There’s a standout scene in Moonlight, Barry Jenkins’ widely acclaimed 2016 coming-of-age film, that doesn’t have the typical “pivotal moment” hallmarks of an Oscars Best Picture winner. There’s not a big speech. Not a lot really happens, even.
But the scene in which Juan (Mahershala Ali) teaches Little (Alex Hibbert) how to swim is rich text for other reasons. There’s the painterly light, athletic camera work. The symbolism is somehow both striking and understated — a rare glimpse of Black masculinity as a nurturing force, as well as what Jenkins has called a “spiritual transference” between these two characters.
Then there’s the music. Bright, anxious violins pick up speed as the figurative baptism progresses; over the course of a two-minute piece, composer Nicholas Britell’s score reflects the beauty and danger of the ocean, as well as the complex sea of emotions in our young protagonist: determination, hope and fear. I dare you to find me someone who didn’t sit in the movie theater holding their breath for the entire scene.
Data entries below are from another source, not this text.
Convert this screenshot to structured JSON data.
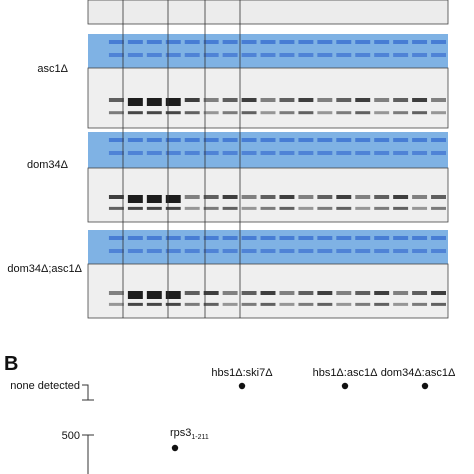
{
  "panel_a": {
    "rows": [
      {
        "label": "asc1Δ"
      },
      {
        "label": "dom34Δ"
      },
      {
        "label": "dom34Δ;asc1Δ"
      }
    ]
  },
  "panel_b": {
    "letter": "B",
    "axis_labels": [
      "none detected",
      "500"
    ],
    "points": [
      {
        "label": "hbs1Δ:ski7Δ"
      },
      {
        "label": "hbs1Δ:asc1Δ"
      },
      {
        "label": "dom34Δ:asc1Δ"
      },
      {
        "label": "rps3",
        "sub": "1-211"
      }
    ]
  }
}
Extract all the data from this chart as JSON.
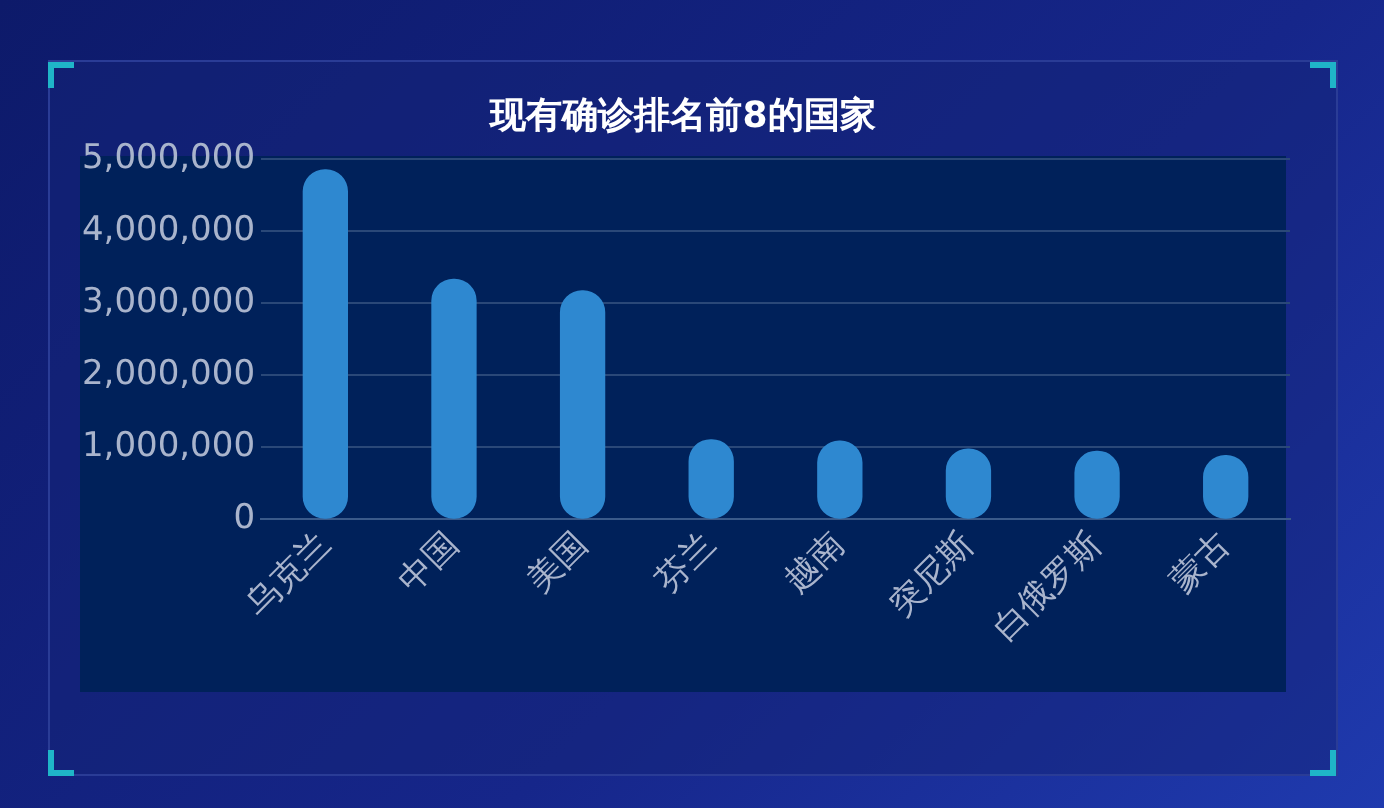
{
  "chart_data": {
    "type": "bar",
    "title": "现有确诊排名前8的国家",
    "categories": [
      "乌克兰",
      "中国",
      "美国",
      "芬兰",
      "越南",
      "突尼斯",
      "白俄罗斯",
      "蒙古"
    ],
    "values": [
      4850000,
      3330000,
      3170000,
      1100000,
      1080000,
      970000,
      940000,
      880000
    ],
    "color": "#2e88d0",
    "ylim": [
      0,
      5000000
    ],
    "yticks": [
      0,
      {
        "value": 1000000,
        "label": "1,000,000"
      },
      {
        "value": 2000000,
        "label": "2,000,000"
      },
      {
        "value": 3000000,
        "label": "3,000,000"
      },
      {
        "value": 4000000,
        "label": "4,000,000"
      },
      {
        "value": 5000000,
        "label": "5,000,000"
      }
    ],
    "grid": "y",
    "legend": false
  }
}
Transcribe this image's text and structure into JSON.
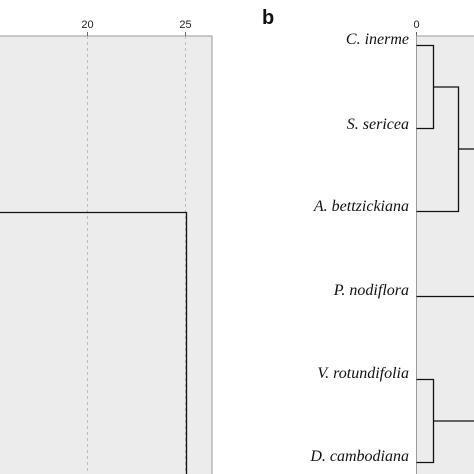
{
  "panel_a": {
    "x_ticks": [
      "20",
      "25"
    ],
    "colors": {
      "background": "#ececec",
      "frame": "#9a9a9a",
      "grid": "#bdbdbd",
      "tree": "#111111"
    }
  },
  "panel_b": {
    "panel_label": "b",
    "x_tick": "0",
    "taxa": [
      "C. inerme",
      "S. sericea",
      "A. bettzickiana",
      "P. nodiflora",
      "V. rotundifolia",
      "D. cambodiana"
    ],
    "colors": {
      "background": "#ececec",
      "frame": "#9a9a9a",
      "tree": "#111111"
    }
  }
}
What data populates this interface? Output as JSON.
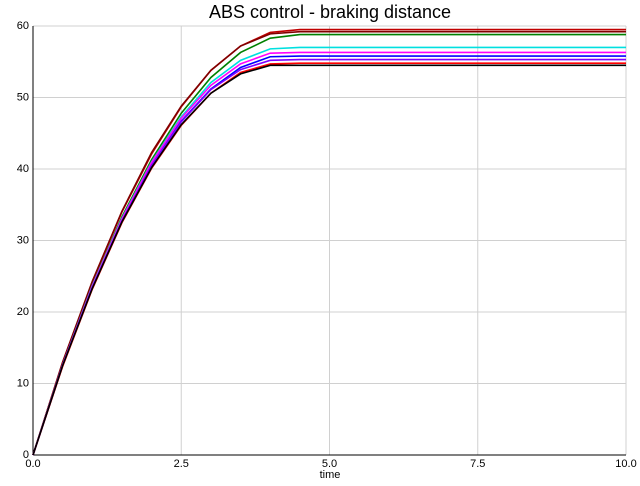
{
  "chart_data": {
    "type": "line",
    "title": "ABS control - braking distance",
    "x_label": "time",
    "x": [
      0,
      0.5,
      1,
      1.5,
      2,
      2.5,
      3,
      3.5,
      4,
      4.5,
      10
    ],
    "series": [
      {
        "color": "#c00000",
        "values": [
          0,
          12.9,
          24.2,
          34.0,
          42.1,
          48.7,
          53.8,
          57.2,
          59.1,
          59.5,
          59.5
        ]
      },
      {
        "color": "#800000",
        "values": [
          0,
          13.0,
          24.3,
          34.1,
          42.3,
          48.8,
          53.8,
          57.2,
          58.9,
          59.2,
          59.2
        ]
      },
      {
        "color": "#008000",
        "values": [
          0,
          12.6,
          23.7,
          33.3,
          41.3,
          47.8,
          52.8,
          56.3,
          58.3,
          58.8,
          58.8
        ]
      },
      {
        "color": "#00e0e0",
        "values": [
          0,
          12.6,
          23.7,
          33.1,
          41.0,
          47.3,
          52.1,
          55.2,
          56.8,
          57.0,
          57.0
        ]
      },
      {
        "color": "#ff00ff",
        "values": [
          0,
          12.6,
          23.6,
          33.0,
          40.9,
          47.1,
          51.7,
          54.7,
          56.2,
          56.3,
          56.3
        ]
      },
      {
        "color": "#0000ff",
        "values": [
          0,
          12.5,
          23.4,
          32.7,
          40.5,
          46.7,
          51.2,
          54.2,
          55.7,
          55.8,
          55.8
        ]
      },
      {
        "color": "#8000ff",
        "values": [
          0,
          12.5,
          23.4,
          32.7,
          40.5,
          46.6,
          51.1,
          53.9,
          55.2,
          55.3,
          55.3
        ]
      },
      {
        "color": "#ff0000",
        "values": [
          0,
          12.4,
          23.2,
          32.5,
          40.1,
          46.1,
          50.6,
          53.5,
          54.7,
          54.8,
          54.8
        ]
      },
      {
        "color": "#000000",
        "values": [
          0,
          12.5,
          23.3,
          32.6,
          40.2,
          46.2,
          50.6,
          53.3,
          54.5,
          54.5,
          54.5
        ]
      }
    ],
    "xlim": [
      0,
      10
    ],
    "xticks": [
      {
        "value": 0,
        "label": "0.0"
      },
      {
        "value": 2.5,
        "label": "2.5"
      },
      {
        "value": 5,
        "label": "5.0"
      },
      {
        "value": 7.5,
        "label": "7.5"
      },
      {
        "value": 10,
        "label": "10.0"
      }
    ],
    "ylim": [
      0,
      60
    ],
    "yticks": [
      0,
      10,
      20,
      30,
      40,
      50,
      60
    ],
    "grid": true
  }
}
In the seven years since Moonlight’s release, with films like If Beale Street Could Talk and the limited series The Underground Railroad, the partnership between Jenkins and Britell has produced numerous breathtaking moments like this. Jenkins tells stories of Black America, consistently turning an artful, unflinching eye on protagonists who are limited or literally trapped by injustice, by poverty and incarceration. And while Jenkins’ writing and direction are deeply empathetic, it’s often Britell’s scores — soaring, evocative works that apply R&B and hip-hop production techniques to classical music — that grant these characters their full humanity, reminding us that even people living in the most tragic of circumstances experience a vast range of emotion, including love and yearning along with anguish.
A horn line swells, and we remember — oh, right. Every single person I meet has an entire universe of pain and beauty and unfulfilled dreams swirling inside them at all times. And then we weep uncontrollably into our popcorn.
Britell, a classically trained pianist, has been a “collaborative partner” with the San Francisco Symphony since 2018. But his April 14–15 events with Jenkins at SoundBox, with Symphony musicians performing works from Moonlight, Beale Street and The Underground Railroad, will present his most personal collaboration yet with the organization.
This interview has been edited for length and clarity.
Emma Silvers: Barry, your projects have always shown a love of music, even going back to Medicine for Melancholy. Can you talk about where music lives in your writing process?
Barry Jenkins: Music has always been part of it. I mean, I’ve always been surrounded by music — I grew up in a household where, even though we were so extremely poor, there was always music playing. Or I would go to the flea market and get tapes — and this is terrible as someone who now makes a living from copywritten material — but people would make these cassette tapes with all these different songs on them, and you could get a tape for like five bucks, as opposed to an album, which cost 15 or 20 bucks.